Corrie liked the town so much that when he was 14, right before he was supposed to go back to New York, he asked if he could stay for good.

Porter said she and her husband, who have no children of their own, talked about all the reasons they couldn't possibly do it. They then decided all their reasons were selfish.

Corrie's mother was surprised, but gave her consent for the couple to be his legal guardians.

"At first she was sketchy about it, and upset because I was leaving," Corrie says. "But in the long run, she knew it was the best thing to do."

Within two days, Corrie had moved in and enrolled at Wiscasset High School.

Corrie saw it as either being with his friends in New York and living a fast-paced life, or coming up to Maine and being safe.

"It's really scary down there," Corrie says of the South Bronx. "It's no place to raise a kid or grow up."

High school in Wiscasset was different from in the South Bronx. Corrie joined the track team that first year and was throwing the javelin when he heard a gun shoot off to start the races. Corrie immediately hit the ground.

"It just scared me," Corrie says. "[In New York] you hear guns and you automatically duck."

Studying was another area that took some getting used to.

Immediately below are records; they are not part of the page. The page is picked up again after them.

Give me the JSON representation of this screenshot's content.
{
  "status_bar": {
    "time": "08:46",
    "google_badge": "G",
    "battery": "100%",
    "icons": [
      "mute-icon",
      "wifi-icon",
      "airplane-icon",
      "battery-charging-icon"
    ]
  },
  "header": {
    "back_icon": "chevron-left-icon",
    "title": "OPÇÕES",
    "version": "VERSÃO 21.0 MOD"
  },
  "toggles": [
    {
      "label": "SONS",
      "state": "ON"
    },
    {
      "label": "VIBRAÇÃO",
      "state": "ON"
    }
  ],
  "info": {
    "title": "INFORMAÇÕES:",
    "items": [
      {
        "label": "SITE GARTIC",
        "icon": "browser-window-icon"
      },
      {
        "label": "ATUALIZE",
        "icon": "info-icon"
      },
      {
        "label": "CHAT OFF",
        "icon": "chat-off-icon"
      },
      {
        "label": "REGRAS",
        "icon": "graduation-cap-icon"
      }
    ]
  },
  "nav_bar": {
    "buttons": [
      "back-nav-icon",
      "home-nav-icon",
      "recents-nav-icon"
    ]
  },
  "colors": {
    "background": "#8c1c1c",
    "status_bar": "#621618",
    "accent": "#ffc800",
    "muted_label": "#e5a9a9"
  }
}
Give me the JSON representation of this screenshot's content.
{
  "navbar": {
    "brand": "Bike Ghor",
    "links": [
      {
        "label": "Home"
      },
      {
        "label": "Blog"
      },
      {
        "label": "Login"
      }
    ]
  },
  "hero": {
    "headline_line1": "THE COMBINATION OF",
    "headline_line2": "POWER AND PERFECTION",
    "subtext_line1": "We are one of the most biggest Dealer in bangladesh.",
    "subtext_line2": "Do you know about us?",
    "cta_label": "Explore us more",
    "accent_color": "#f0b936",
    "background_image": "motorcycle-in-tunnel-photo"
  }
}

"I can't believe these guys actually work," Corrie remembers thinking on the first day of school. "It didn't kick in till the end of sophomore year that I'd better do some work."

Taking hold in school

In the Bronx, Corrie says he had poor study habits. The people he hung out with never did homework. If they got bored, they would go to school.

But by the time Corrie was a senior, his grades rose to the highest they had ever been, and he got A's in poetry and creative writing.

The winter of his freshman year, he also joined the school's basketball team and led them in scoring all four years. Although he had played basketball practically every day in New York, he was never on an organized team. Those weren't allowed at his school because of the fights that would break out.

It wasn't just basketball that Corrie excelled at. He was voted homecoming king his junior year, and king of his senior prom.

During his junior year, he also got interested in poetry. It started with a poem he had to write for a class assignment.

"I sat down at the computer and made up this crazy poem about this dead poet," Corrie says. "The teacher loved it."

From there he kept writing. In his junior and senior year, Corrie received the school's only creative writing award for poetry.

This fall Corrie will attend Bridgton, a preparatory school in Bridgton, Maine, that focuses on academics and athletics. After that he's not sure where he would like to go, although he is considering the University of Maine at Orono or Bowdoin College. He thinks he might like to major in English.

Corrie says he has changed a lot since he first started living in Maine. One development he particularly appreciates is the growth of his self-confidence.

"Now I'm not scared to learn what I want to learn and do what I want to do," he says.

Porter also has seen this change in him. As a seven-year-old child, he was carefree and happy, she says. That lightheartedness got lost in his early teen-age years. But now, she says, it's back.